Comunismo, individualismo, coletivismo ou qualquer outro sistema imaginável pode ser preferido e seu triunfo construído através de propaganda e exemplo. Mas, com risco de seguro contra desastres, o que se deve sempre ter cuidado é afirmar que o sistema de alguém é o único e infalível, bom para todos, em todos os lugares e em todos os momentos; e que a vitória pode ser obtida de outras formas além da persuasão, com base na evidência dos fatos.
O importante, e indispensável, e também o ponto essencial de partida, é assegurar que cada pessoa tenha os meios para ser livre.

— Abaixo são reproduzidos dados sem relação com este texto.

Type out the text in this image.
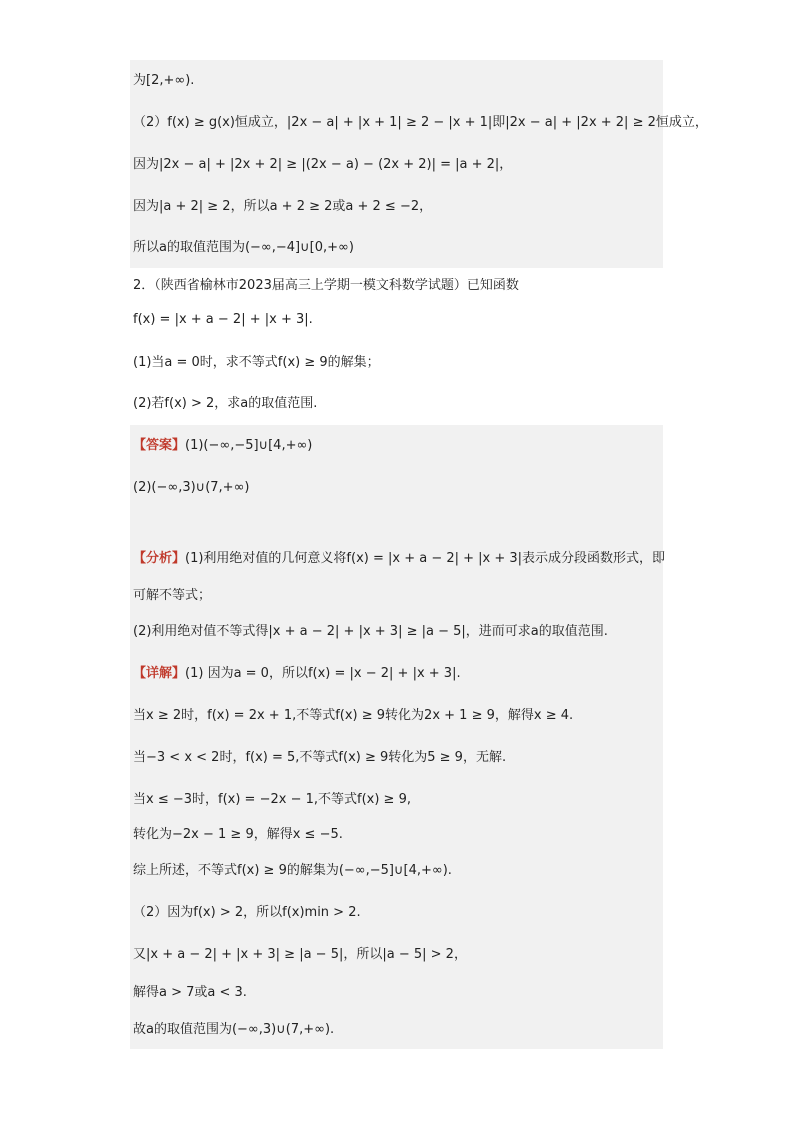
为[2,+∞).
（2）f(x) ≥ g(x)恒成立，|2x − a| + |x + 1| ≥ 2 − |x + 1|即|2x − a| + |2x + 2| ≥ 2恒成立，
因为|2x − a| + |2x + 2| ≥ |(2x − a) − (2x + 2)| = |a + 2|，
因为|a + 2| ≥ 2，所以a + 2 ≥ 2或a + 2 ≤ −2，
所以a的取值范围为(−∞,−4]∪[0,+∞)
2．（陕西省榆林市2023届高三上学期一模文科数学试题）已知函数
f(x) = |x + a − 2| + |x + 3|.
(1)当a = 0时，求不等式f(x) ≥ 9的解集；
(2)若f(x) > 2，求a的取值范围.
【答案】(1)(−∞,−5]∪[4,+∞)
(2)(−∞,3)∪(7,+∞)
【分析】(1)利用绝对值的几何意义将f(x) = |x + a − 2| + |x + 3|表示成分段函数形式，即
可解不等式；
(2)利用绝对值不等式得|x + a − 2| + |x + 3| ≥ |a − 5|，进而可求a的取值范围.
【详解】(1) 因为a = 0，所以f(x) = |x − 2| + |x + 3|.
当x ≥ 2时，f(x) = 2x + 1,不等式f(x) ≥ 9转化为2x + 1 ≥ 9，解得x ≥ 4.
当−3 < x < 2时，f(x) = 5,不等式f(x) ≥ 9转化为5 ≥ 9，无解.
当x ≤ −3时，f(x) = −2x − 1,不等式f(x) ≥ 9,
转化为−2x − 1 ≥ 9，解得x ≤ −5.
综上所述，不等式f(x) ≥ 9的解集为(−∞,−5]∪[4,+∞).
（2）因为f(x) > 2，所以f(x)min > 2.
又|x + a − 2| + |x + 3| ≥ |a − 5|，所以|a − 5| > 2，
解得a > 7或a < 3.
故a的取值范围为(−∞,3)∪(7,+∞).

Quando o governo, que defende proprietários e senhorios, é derrotado, ou de qualquer forma considerado impotente, será tarefa de todos, e especialmente daqueles entre a população que têm o espírito de iniciativa e capacidade organizacional, prover a satisfação de as necessidades imediatas e preparar-se para o futuro, destruindo privilégios e instituições prejudiciais e, ao mesmo tempo, fazendo com que as instituições úteis, que hoje servem exclusiva ou principalmente às classes dominantes, trabalhem em benefício de todos.
A missão especial dos anarquistas é estar em guarda pela liberdade contra os aspirantes ao poder e contra o possível despotismo da maioria.